Вот начало того, что постепенно вырастает в смехотворную латинизацию благородного французского языка, явление, которое высмеивали Вийон и Рабле1369. Этот стиль постоянно встречается в поэтической переписке, в посвящениях, в речах – другими словами, везде, где стараются достичь особой красивости. Так, мы встречаем у Шателлена: «vostre très-humble et obéissante serve et ancelle, la ville de Gand» [«ваш ничтожнейший и покорнейший раб и слуга, город Гент»], «la viscérale intime douleur et tribulation» [«висцеральная глубинная скорбь и терзание»]; у Ля Марша: «nostre francigène locution et langue vernacule» [«франкородное наше наречие и подсобный язык»]; у Молине: «abreuvé de la doulce et melliflue liqueur procédant de la fontaine caballine» [«напившийся сладостного и медвянотекучего напитка, что струит конский источник»], «ce vertueux duc scipionique» [«сей добродетельный сципионический герцог»], «gens de mulièbre courage» [«люди женственной доблести»]1370 1371.
Эти идеалы утонченной rhétorique не только идеалы чисто литературной выразительности, но одновременно, и во всё большей степени, идеалы высокого литературного общения. Гуманизм в целом представлял собою, как это уже было однажды с поэзией трубадуров, некую социальную игру, некую форму беседы, некое стремление к более высоким формам жизненного уклада. Даже ученая переписка XVI и XVII вв. ни в коей мере не отказывается от этой манеры.
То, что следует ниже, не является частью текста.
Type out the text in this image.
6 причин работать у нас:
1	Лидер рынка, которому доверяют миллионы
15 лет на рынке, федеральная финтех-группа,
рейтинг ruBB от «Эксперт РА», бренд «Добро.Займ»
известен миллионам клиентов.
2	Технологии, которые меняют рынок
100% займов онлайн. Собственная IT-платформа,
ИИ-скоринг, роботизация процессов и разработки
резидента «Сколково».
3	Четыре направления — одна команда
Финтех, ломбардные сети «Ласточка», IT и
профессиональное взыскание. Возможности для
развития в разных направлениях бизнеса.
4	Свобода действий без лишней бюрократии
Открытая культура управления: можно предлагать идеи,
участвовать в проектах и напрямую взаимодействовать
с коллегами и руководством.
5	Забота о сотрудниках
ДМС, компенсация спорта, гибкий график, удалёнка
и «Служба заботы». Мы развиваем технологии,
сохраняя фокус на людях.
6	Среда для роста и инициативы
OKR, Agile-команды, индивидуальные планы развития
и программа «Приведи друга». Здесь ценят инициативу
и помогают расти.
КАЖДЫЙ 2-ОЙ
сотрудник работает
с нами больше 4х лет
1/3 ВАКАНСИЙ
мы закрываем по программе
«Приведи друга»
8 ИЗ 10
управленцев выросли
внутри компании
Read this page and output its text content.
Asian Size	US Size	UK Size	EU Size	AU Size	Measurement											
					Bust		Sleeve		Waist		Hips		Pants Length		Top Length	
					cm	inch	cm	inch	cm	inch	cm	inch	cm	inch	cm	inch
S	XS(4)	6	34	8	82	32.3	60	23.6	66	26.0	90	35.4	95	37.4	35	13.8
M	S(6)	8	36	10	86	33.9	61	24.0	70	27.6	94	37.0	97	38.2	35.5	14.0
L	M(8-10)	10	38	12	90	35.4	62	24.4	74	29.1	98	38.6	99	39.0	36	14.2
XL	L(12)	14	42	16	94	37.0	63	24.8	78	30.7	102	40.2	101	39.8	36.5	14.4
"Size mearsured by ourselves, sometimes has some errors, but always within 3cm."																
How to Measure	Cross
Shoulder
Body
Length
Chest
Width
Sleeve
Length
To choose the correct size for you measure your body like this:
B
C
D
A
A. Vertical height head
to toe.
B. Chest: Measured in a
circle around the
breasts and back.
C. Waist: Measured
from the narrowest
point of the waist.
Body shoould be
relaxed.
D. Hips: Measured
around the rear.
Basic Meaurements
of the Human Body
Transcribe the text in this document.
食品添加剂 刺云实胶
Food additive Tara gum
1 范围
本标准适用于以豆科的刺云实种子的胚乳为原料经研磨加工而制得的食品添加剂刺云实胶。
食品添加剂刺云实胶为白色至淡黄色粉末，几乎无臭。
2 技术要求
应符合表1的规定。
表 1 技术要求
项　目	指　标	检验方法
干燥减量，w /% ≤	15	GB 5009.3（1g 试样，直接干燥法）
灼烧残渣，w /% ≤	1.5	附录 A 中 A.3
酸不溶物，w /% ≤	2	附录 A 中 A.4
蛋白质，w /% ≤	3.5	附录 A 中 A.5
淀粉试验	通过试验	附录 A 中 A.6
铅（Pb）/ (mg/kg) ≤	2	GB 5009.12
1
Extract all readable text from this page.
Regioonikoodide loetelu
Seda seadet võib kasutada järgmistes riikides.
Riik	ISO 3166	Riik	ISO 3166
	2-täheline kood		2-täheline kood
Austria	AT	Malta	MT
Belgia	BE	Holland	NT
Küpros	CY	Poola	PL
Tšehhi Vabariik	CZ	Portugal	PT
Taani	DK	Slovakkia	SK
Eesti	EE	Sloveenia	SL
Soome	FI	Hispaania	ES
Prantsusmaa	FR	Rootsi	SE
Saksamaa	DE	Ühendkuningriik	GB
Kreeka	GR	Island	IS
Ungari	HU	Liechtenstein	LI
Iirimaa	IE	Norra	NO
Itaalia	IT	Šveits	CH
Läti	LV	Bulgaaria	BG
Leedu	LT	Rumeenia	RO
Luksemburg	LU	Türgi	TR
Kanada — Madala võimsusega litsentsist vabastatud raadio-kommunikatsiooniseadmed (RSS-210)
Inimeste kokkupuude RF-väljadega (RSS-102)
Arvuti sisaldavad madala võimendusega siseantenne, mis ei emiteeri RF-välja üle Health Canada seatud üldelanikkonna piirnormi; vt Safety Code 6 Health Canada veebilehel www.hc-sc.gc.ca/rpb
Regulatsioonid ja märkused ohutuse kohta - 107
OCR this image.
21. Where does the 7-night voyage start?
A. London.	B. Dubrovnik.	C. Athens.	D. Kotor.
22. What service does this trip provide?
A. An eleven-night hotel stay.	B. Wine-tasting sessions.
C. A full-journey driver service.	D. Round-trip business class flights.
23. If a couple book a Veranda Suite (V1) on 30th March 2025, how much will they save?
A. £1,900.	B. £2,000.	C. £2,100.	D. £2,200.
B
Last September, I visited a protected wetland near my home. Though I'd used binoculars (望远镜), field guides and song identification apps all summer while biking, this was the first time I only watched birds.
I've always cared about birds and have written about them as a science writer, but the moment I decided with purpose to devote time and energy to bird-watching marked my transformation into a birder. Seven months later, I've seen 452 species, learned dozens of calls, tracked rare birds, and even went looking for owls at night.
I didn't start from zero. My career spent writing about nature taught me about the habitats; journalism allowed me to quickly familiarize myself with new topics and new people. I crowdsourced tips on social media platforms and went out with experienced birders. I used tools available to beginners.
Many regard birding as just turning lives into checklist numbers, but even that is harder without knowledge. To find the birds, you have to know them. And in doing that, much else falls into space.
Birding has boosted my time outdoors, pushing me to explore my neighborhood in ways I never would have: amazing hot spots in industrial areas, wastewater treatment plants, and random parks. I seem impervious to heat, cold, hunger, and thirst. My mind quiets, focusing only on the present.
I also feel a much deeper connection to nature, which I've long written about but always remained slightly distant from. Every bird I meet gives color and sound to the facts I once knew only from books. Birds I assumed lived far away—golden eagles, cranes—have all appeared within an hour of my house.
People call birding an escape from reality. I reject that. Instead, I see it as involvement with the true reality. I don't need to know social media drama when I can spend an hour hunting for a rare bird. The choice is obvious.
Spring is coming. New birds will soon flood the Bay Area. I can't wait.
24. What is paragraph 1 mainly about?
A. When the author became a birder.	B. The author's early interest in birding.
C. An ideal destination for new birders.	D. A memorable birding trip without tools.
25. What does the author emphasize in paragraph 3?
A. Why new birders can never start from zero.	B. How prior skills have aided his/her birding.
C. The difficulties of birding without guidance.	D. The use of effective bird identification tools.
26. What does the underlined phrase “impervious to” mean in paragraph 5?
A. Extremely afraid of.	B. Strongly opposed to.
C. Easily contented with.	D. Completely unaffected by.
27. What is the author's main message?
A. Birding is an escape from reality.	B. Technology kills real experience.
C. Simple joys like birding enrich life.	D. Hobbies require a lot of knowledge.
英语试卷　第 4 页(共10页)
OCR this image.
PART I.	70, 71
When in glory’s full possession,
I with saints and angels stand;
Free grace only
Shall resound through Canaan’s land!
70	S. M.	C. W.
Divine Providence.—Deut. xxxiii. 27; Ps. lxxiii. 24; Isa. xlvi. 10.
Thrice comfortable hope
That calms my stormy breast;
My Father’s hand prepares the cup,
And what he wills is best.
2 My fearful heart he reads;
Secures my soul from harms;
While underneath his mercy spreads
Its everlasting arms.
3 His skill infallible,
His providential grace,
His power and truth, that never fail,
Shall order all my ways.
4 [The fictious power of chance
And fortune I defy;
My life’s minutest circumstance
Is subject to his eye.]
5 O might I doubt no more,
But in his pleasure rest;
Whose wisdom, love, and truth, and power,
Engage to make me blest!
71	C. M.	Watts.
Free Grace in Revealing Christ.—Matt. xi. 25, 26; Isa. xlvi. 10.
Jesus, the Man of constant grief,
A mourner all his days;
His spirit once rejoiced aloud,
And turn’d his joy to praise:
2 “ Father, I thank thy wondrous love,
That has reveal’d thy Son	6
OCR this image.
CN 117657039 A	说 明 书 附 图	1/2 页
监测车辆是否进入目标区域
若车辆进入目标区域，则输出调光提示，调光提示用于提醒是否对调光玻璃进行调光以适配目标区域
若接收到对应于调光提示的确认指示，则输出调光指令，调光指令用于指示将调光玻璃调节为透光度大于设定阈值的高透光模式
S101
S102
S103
Франция здесь занимает промежуточное положение между Италией и Нидерландами. В Италии, где язык и мышление в наименьшей степени отдалились от настоящей, чистой античности, гуманистические формы вполне непринужденно сочетаются с ходом естественного развития всего наиболее высокого, что имелось в народной жизни. Итальянский язык из-за большей близости к латыни едва ли претерпевает насилие. Клубный дух гуманистов хорошо сочетается с обычаями общественной жизни. Тип итальянского гуманиста представляет собою последовательное развитие итальянской народной культуры, и вместе с тем – это первый тип человека нашего времени. Но в землях Бургундии дух и формы общественной жизни еще настолько близки Средневековью, что стремление к обновлению и очищению выразительных средств поначалу может воплотиться лишь в достаточно старомодной форме: в палатах риторики. Как социальные образования, они представляли собою продолжение средневековых братств1372, и дух, которым они были проникнуты, отличался, собственно говоря, новизной поверхностной и формальной. И только библейский гуманизм Эразма знаменует начало современной культуры.
Франция, вне своих северных провинций, не знает старомодной системы палат риторики, однако ее более индивидуализированные nobles rhétoriciens [благородные риторы] непохожи также и на итальянских гуманистов. Духовно и формально они всё еще во многом сохраняют верность Средневековью.
Кто же из представителей французских литературных кругов XV в. является носителем нового? Не помпезные глашатаи бургундских идеалов, облаченные в пышные одеяния: Шателлен, Ля Марш, Молине. Пусть даже именно они почитают вместе с аллегориями ораторское искусство и вместе с благородным стилем – латинизацию. Лишь в тех случаях, когда им удается освободиться от идеала искусственности и писать в стихах или прозе о том, что действительно лежит у них на сердце, их продукция делается удобочитаемой и вместе с тем выглядит более современной. Залогом будущего была не классицистичность, а непринужденность. Тяготение к латинизации и классицизму скорее препятствовало, нежели способствовало переменам. Новое проявлялось в простоте духа и формы, хотя бы даже при этом и сохранялись средневековые схемы. Именно таковы Вийон, Кокийар, Анри Бод, Шарль Орлеанский и автор поэмы L’amant rendu cordelier.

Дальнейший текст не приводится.